Query-based composition of chemical Semantic Web services

Dr. Michel Dumontier

Associate Professor, Department of Biology, Carleton University

March 9, 2011
admission is free
18:00 - 19:30
ME3174
Carleton University

Abstract

Modern biological knowledge discovery requires access to machine-understandable data that can be searched, retrieved, and subsequently analyzed using a wide array of analytical software and services. The Semantic Automated Discovery and Integration (SADI) framework is a set of conventions to formalize web service inputs and outputs using OWL ontologies that enable the automatic discovery and invocation of Semantic Web services.
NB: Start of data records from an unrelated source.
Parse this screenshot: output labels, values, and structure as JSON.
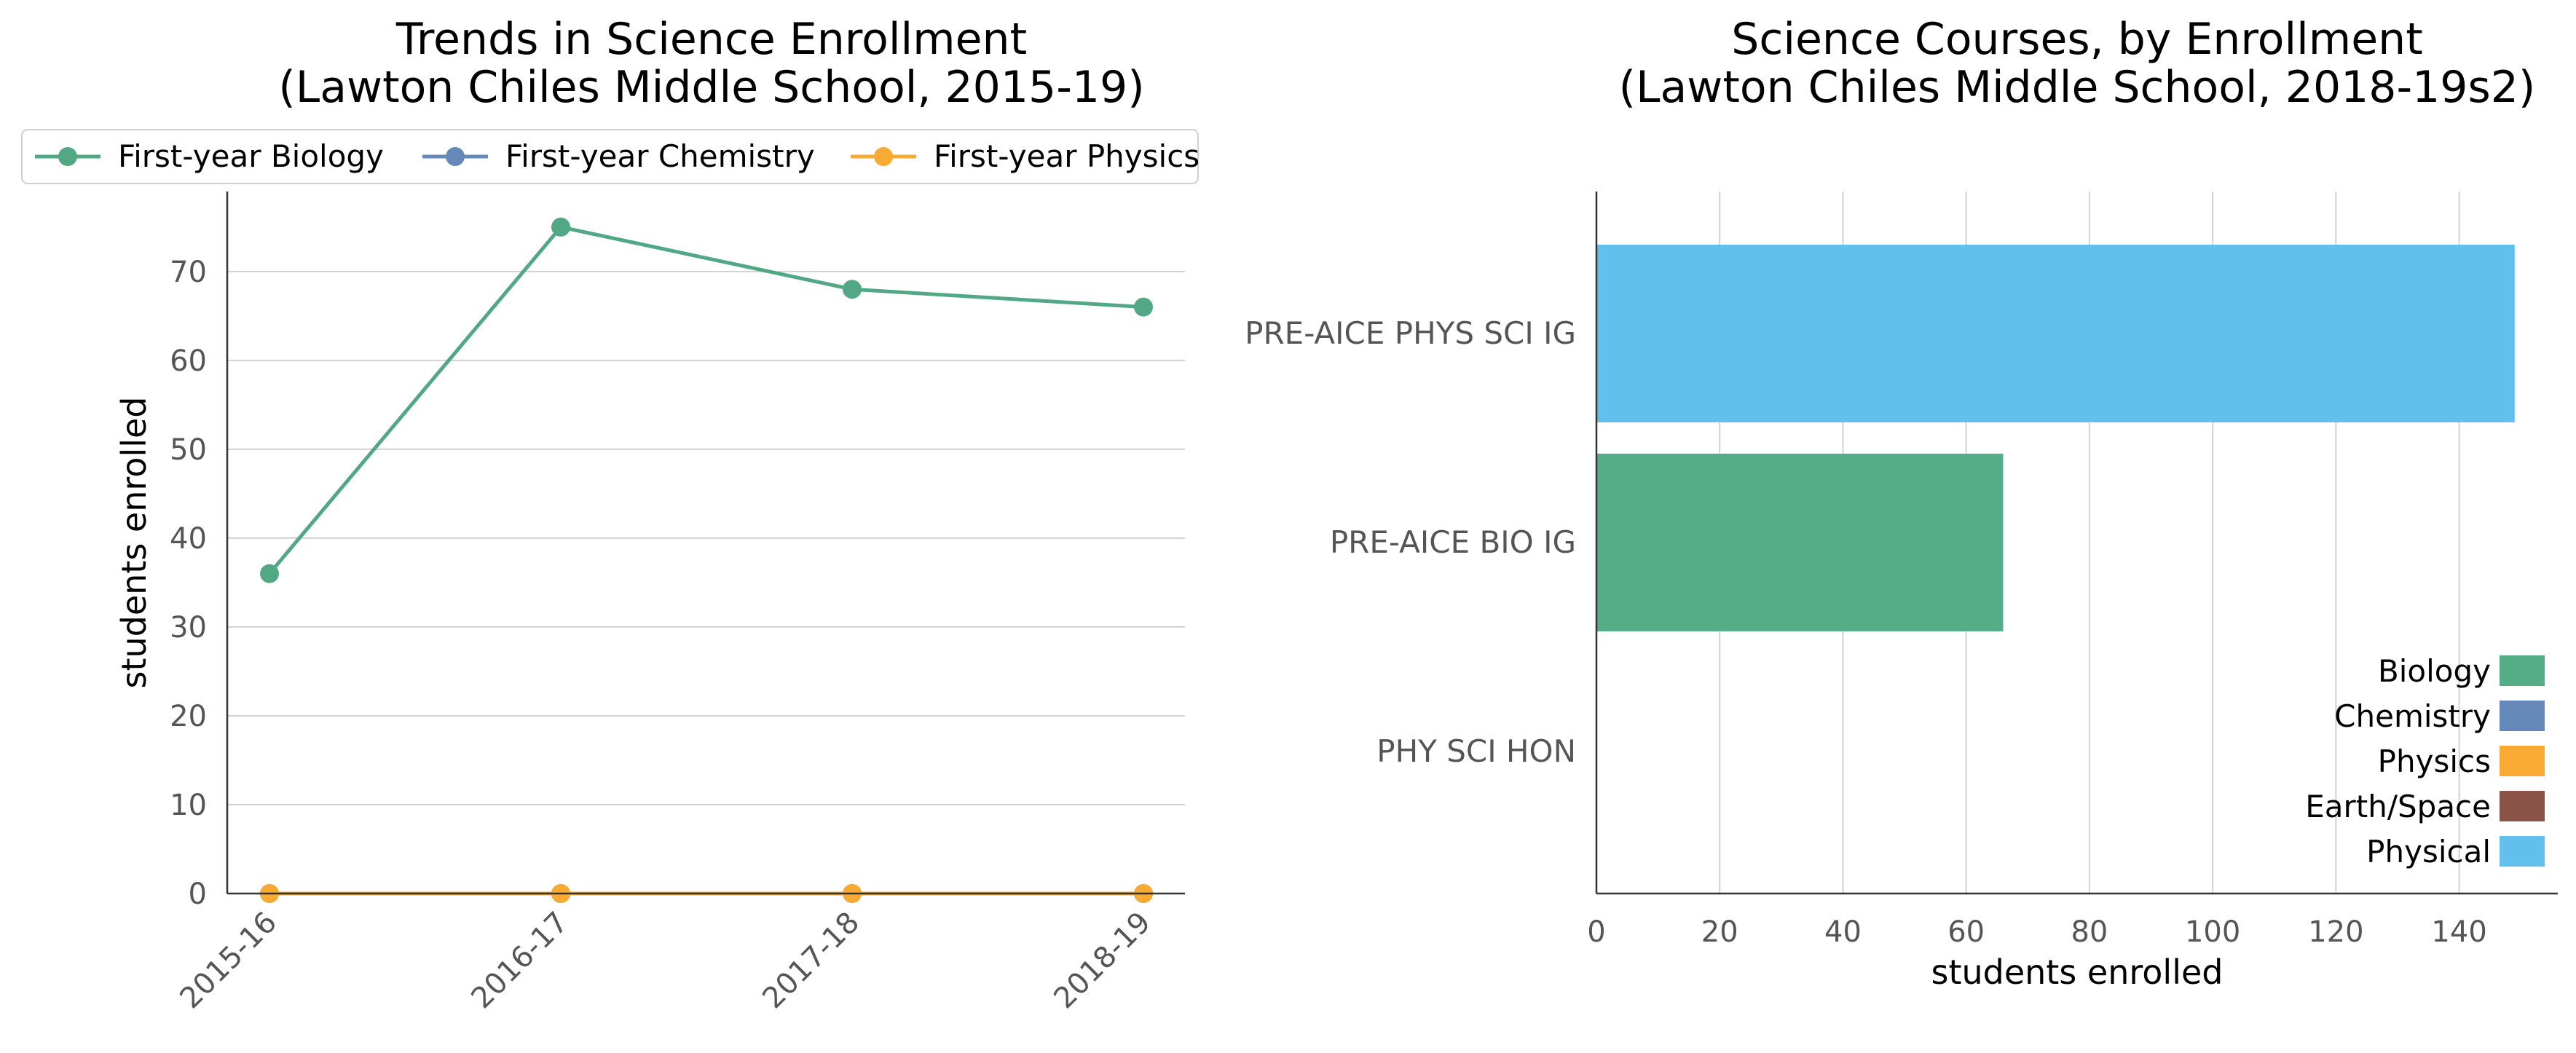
{
  "chart_data": [
    {
      "type": "line",
      "title": "Trends in Science Enrollment",
      "subtitle": "(Lawton Chiles Middle School, 2015-19)",
      "xlabel": "",
      "ylabel": "students enrolled",
      "categories": [
        "2015-16",
        "2016-17",
        "2017-18",
        "2018-19"
      ],
      "ylim": [
        0,
        79
      ],
      "yticks": [
        0,
        10,
        20,
        30,
        40,
        50,
        60,
        70
      ],
      "grid": "horizontal",
      "legend_position": "top",
      "series": [
        {
          "name": "First-year Biology",
          "color": "#52a884",
          "values": [
            36,
            75,
            68,
            66
          ]
        },
        {
          "name": "First-year Chemistry",
          "color": "#6488b8",
          "values": [
            0,
            0,
            0,
            0
          ]
        },
        {
          "name": "First-year Physics",
          "color": "#f9aa33",
          "values": [
            0,
            0,
            0,
            0
          ]
        }
      ]
    },
    {
      "type": "bar",
      "orientation": "horizontal",
      "title": "Science Courses, by Enrollment",
      "subtitle": "(Lawton Chiles Middle School, 2018-19s2)",
      "xlabel": "students enrolled",
      "ylabel": "",
      "xlim": [
        0,
        156
      ],
      "xticks": [
        0,
        20,
        40,
        60,
        80,
        100,
        120,
        140
      ],
      "grid": "vertical",
      "legend_position": "lower-right",
      "categories": [
        "PRE-AICE PHYS SCI IG",
        "PRE-AICE BIO IG",
        "PHY SCI HON"
      ],
      "values": [
        149,
        66,
        0
      ],
      "bar_colors": [
        "#63bfec",
        "#55ad87",
        "#63bfec"
      ],
      "legend": [
        {
          "label": "Biology",
          "color": "#55ad87"
        },
        {
          "label": "Chemistry",
          "color": "#6488b8"
        },
        {
          "label": "Physics",
          "color": "#f9aa33"
        },
        {
          "label": "Earth/Space",
          "color": "#8c5449"
        },
        {
          "label": "Physical",
          "color": "#63bfec"
        }
      ]
    }
  ]
}
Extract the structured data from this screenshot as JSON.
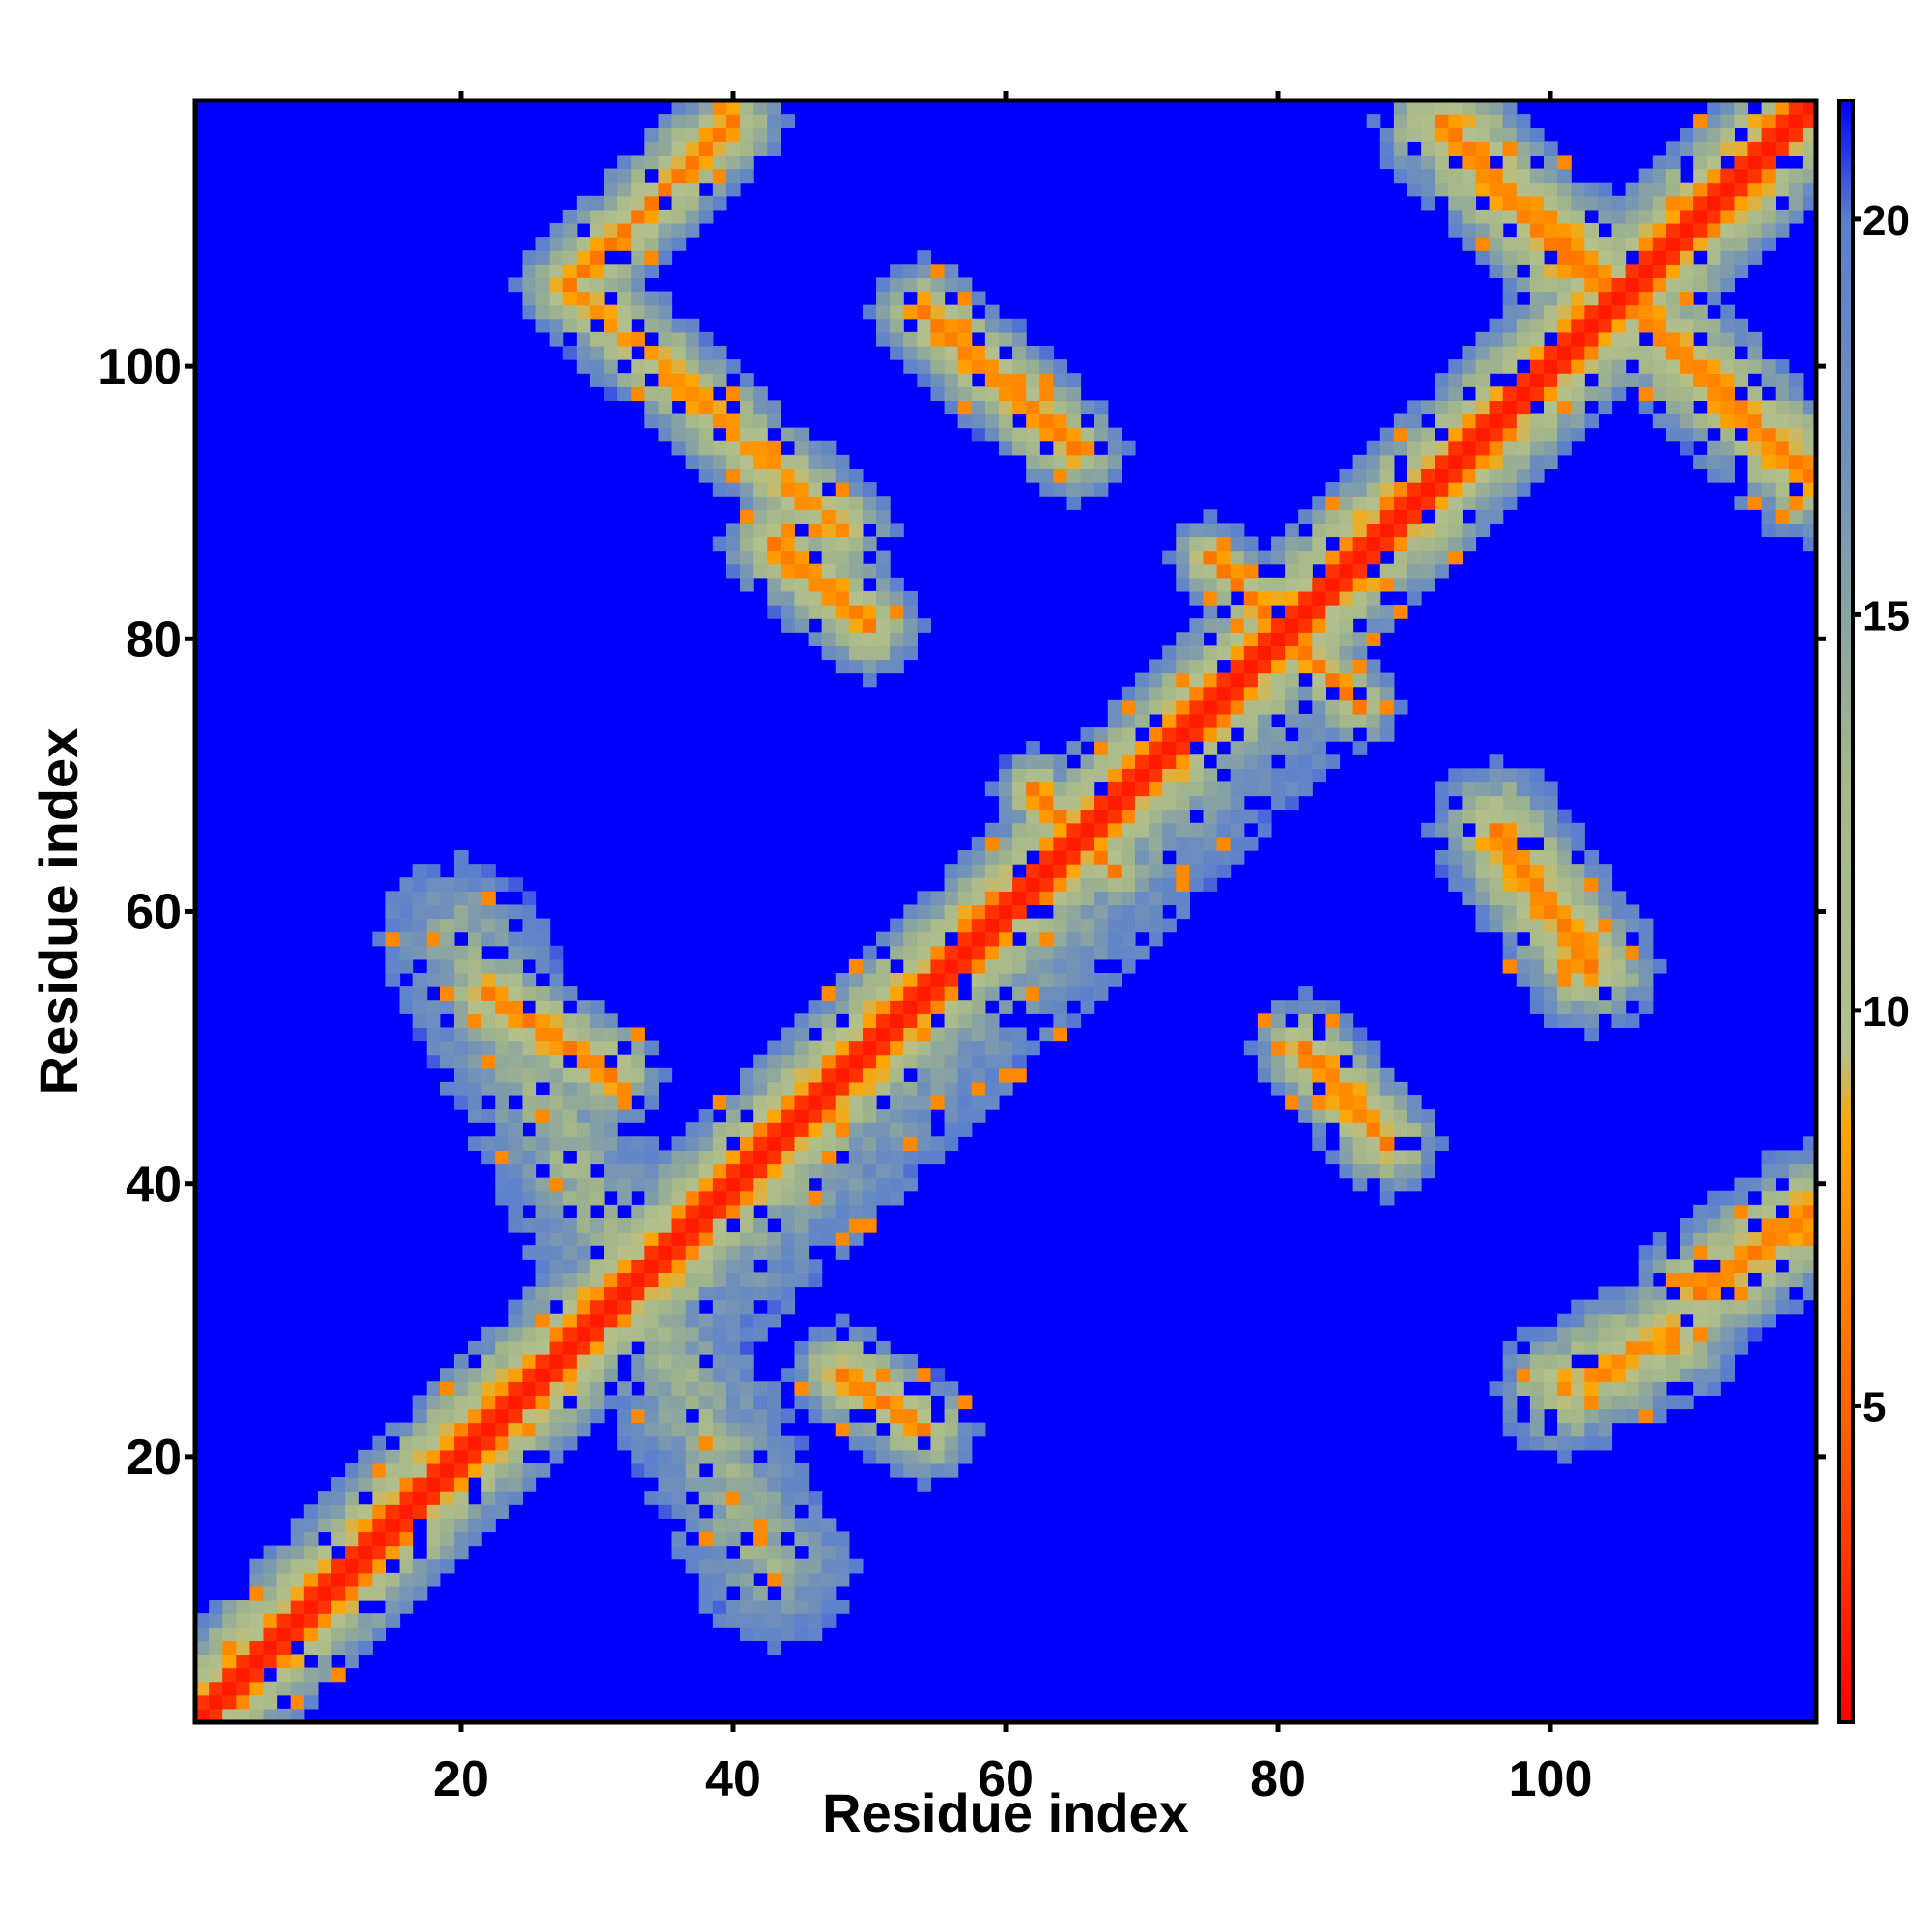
{
  "chart_data": {
    "type": "heatmap",
    "title": "",
    "xlabel": "Residue index",
    "ylabel": "Residue index",
    "n_residues": 119,
    "xlim": [
      1,
      119
    ],
    "ylim": [
      1,
      119
    ],
    "xticks": [
      20,
      40,
      60,
      80,
      100
    ],
    "yticks": [
      20,
      40,
      60,
      80,
      100
    ],
    "colorbar": {
      "range": [
        1,
        21.5
      ],
      "ticks": [
        5,
        10,
        15,
        20
      ],
      "stops": [
        {
          "value": 1,
          "color": "#ff0000"
        },
        {
          "value": 4.5,
          "color": "#ff5a00"
        },
        {
          "value": 8.5,
          "color": "#ffa500"
        },
        {
          "value": 9.5,
          "color": "#b4c08c"
        },
        {
          "value": 13,
          "color": "#a3b68a"
        },
        {
          "value": 17,
          "color": "#6f90bb"
        },
        {
          "value": 20,
          "color": "#5a7fcf"
        },
        {
          "value": 21.5,
          "color": "#0000ff"
        }
      ],
      "background_color": "#0000ff"
    },
    "diagonal": {
      "band_width": 1.5,
      "value": 2
    },
    "contact_streaks": [
      {
        "from": [
          3,
          3
        ],
        "to": [
          119,
          119
        ],
        "value": 4,
        "halo": 5.5
      },
      {
        "from": [
          20,
          58
        ],
        "to": [
          43,
          12
        ],
        "value": 13,
        "halo": 6
      },
      {
        "from": [
          39,
          35
        ],
        "to": [
          80,
          76
        ],
        "value": 14,
        "halo": 7
      },
      {
        "from": [
          28,
          106
        ],
        "to": [
          40,
          118
        ],
        "value": 6,
        "halo": 4
      },
      {
        "from": [
          28,
          106
        ],
        "to": [
          48,
          88
        ],
        "value": 7,
        "halo": 4
      },
      {
        "from": [
          22,
          54
        ],
        "to": [
          31,
          48
        ],
        "value": 6,
        "halo": 4
      },
      {
        "from": [
          43,
          87
        ],
        "to": [
          50,
          81
        ],
        "value": 6,
        "halo": 4
      },
      {
        "from": [
          48,
          26
        ],
        "to": [
          54,
          22
        ],
        "value": 6,
        "halo": 4
      },
      {
        "from": [
          54,
          104
        ],
        "to": [
          65,
          94
        ],
        "value": 6,
        "halo": 4
      },
      {
        "from": [
          62,
          69
        ],
        "to": [
          68,
          63
        ],
        "value": 6,
        "halo": 3
      },
      {
        "from": [
          75,
          86
        ],
        "to": [
          86,
          75
        ],
        "value": 6,
        "halo": 3
      },
      {
        "from": [
          82,
          50
        ],
        "to": [
          88,
          43
        ],
        "value": 6,
        "halo": 4
      },
      {
        "from": [
          92,
          118
        ],
        "to": [
          101,
          108
        ],
        "value": 6,
        "halo": 5
      },
      {
        "from": [
          101,
          109
        ],
        "to": [
          119,
          92
        ],
        "value": 6,
        "halo": 5
      },
      {
        "from": [
          96,
          66
        ],
        "to": [
          103,
          56
        ],
        "value": 6,
        "halo": 5
      },
      {
        "from": [
          101,
          25
        ],
        "to": [
          109,
          29
        ],
        "value": 7,
        "halo": 5
      },
      {
        "from": [
          111,
          32
        ],
        "to": [
          119,
          38
        ],
        "value": 6,
        "halo": 5
      }
    ],
    "noise_fraction": 0.1
  }
}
In this talk, I will walk through a worked example in the design and deployment of chemical semantic web services using the Chemical Development Toolkit, chemical descriptors from the Chemical Information Ontology (CHEMINF), and the Semanticscience Integrated Ontology (SIO) as a unifying, upper level ontology of basic types and relations. I will discuss how one can make use of the SADI-enabled SHARE client to reason about data obtained from Bio2RDF, the largest linked open data project, and automatically invoke chemical semantic web services to determine a chemical‘s drug-likeness. If you want to see the potential of the Semantic Web being realized, this talk is for you.

Biography

Dr. Michel Dumontier is an Associate Professor of Bioinformatics at Carleton University in the Department of Biology, Institute of Biochemistry and School of Computer Science. He is a term-appointed Associate Professor at the Département d’informatique et de génie logiciel, Université Laval, is a member of the Ottawa Institute of Systems Biology and the Ottawa-Carleton Institute for Biomedical Engineering. He leads the Translational Medicine task force for the W3C's Semantic Web in Health Care and Life Sciences Interest Group (HCLSIG) and was a participant in the development of the Web Ontology Language (OWL2). Dr. Dumontier's research is focused around developing a computational platform for personalized medicine, which involves biochemical knowledge representation and reasoning as well as developing efficient approaches in biochemical modeling and simulation. With over 40 research publications in workshops, conferences, and journals, his innovative research is developing exciting opportunities towards pharmacogenomic based knowledge discovery.